François Hollande est arrivé hier à Bruxelles en disant on ne peut plus clairement qu’il fallait introduire plus de « souplesse » dans le processus d’assainissement des budgets nationaux, qu’il fallait, autrement dit, plus étaler dans le temps la réduction des déficits afin que le ralentissement des dépenses n’asphyxie pas durablement des économies européennes déjà très mal en point.

« La souplesse est nécessaire si l’on veut faire en sorte que la croissance puisse être la priorité », a-t-il martelé alors que de l’autre côté, côté allemand, on s’en tenait fermement au credo de Mme Merkel aux yeux de laquelle non seulement une rapide réduction des déficits n’est pas incompatible avec la création d’emplois mais en est, au contraire, la condition sine qua non.

C’est un débat qui n’oppose pas seulement la France et l’Allemagne mais deux camps européens dont Paris et Berlin sont les étendards.

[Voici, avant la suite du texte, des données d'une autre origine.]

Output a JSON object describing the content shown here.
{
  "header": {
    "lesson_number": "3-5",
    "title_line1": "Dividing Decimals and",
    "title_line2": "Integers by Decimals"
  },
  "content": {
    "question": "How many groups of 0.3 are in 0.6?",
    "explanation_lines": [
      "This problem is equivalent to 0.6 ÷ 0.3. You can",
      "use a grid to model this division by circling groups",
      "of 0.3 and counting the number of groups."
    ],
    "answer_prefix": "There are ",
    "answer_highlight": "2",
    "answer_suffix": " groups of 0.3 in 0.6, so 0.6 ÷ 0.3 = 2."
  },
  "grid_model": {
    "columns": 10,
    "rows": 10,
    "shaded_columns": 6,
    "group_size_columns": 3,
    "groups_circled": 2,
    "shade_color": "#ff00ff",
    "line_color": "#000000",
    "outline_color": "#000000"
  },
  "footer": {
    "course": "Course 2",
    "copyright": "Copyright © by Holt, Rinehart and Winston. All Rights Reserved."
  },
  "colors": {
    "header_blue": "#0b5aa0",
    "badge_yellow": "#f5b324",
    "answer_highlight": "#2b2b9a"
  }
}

Ce débat fait rage dans toute l’Union et prend une telle ampleur que, comme il l’avait annoncé, le Parlement européen a rejeté mercredi le projet de budget pluriannuel que la majorité conservatrice du Conseil, Allemagne et Grande-Bretagne en tête, avait imposé le mois dernier aux Etats plus soucieux de la croissance.

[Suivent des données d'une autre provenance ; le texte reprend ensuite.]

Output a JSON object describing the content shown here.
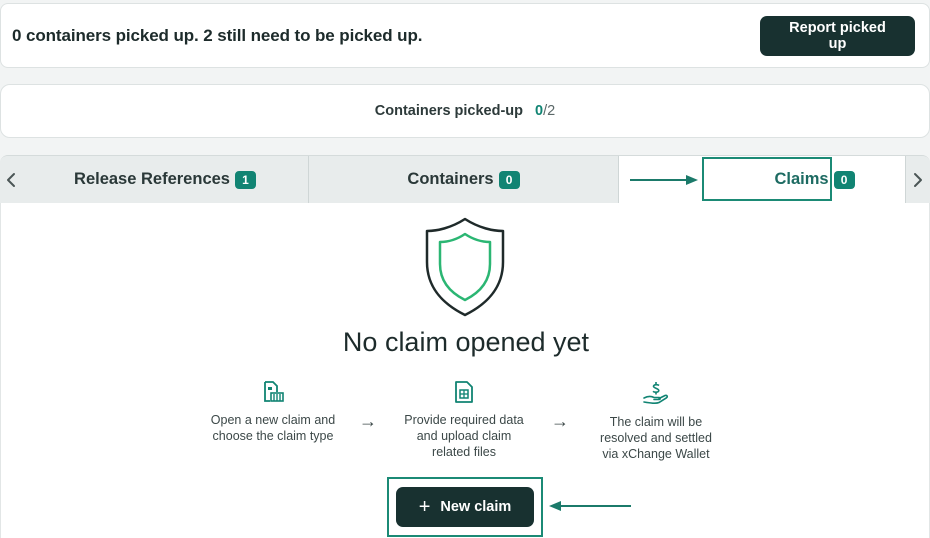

Tous courants politiques confondus, le Parlement, seule instance européenne procédant du suffrage universel paneuropéen, ne veut pas d’un budget qui ajouterait l’austérité européenne aux austérités nationales et, si la représentation paneuropéenne est entrée en rébellion contre le Conseil, contre la représentation des Etats, c’est qu’un débat politique s’est maintenant ajouté au débat économique en cours dans l’Union.

De gauche, de droite ou d’ailleurs, les eurodéputés considèrent désormais que les excès de la rigueur ne font pas que briser toute possibilité de croissance mais menacent également de rendre l’Europe définitivement odieuse aux Européens. C’est effectivement ce qui est en train de se passer. Les élections italiennes n’en ont été qu’un signe avant-coureur et c’est en cela qu’il est si positif et salutaire que les désaccords entre Européens soient mis sur la table, rendus publics et non plus mis sous le tapis, et que chaque citoyen européen puisse voir et comprendre que l’austérité n’est pas européenne, qu’il n’y a pas de politique européenne en soi mais des politiques définies par la majorité du Conseil, par la majorité des 27 chefs d’Etat et de gouvernements qui est aujourd’hui massivement conservatrice et nettement libérale.

Ce n’est pas le débat mais l’absence de débat qui pourrait tuer l’Europe.

L’Union tangue mais elle est bien assez solide pour résister à une indispensable confrontation politique qu’exige la démocratie et qui ne fait que commencer.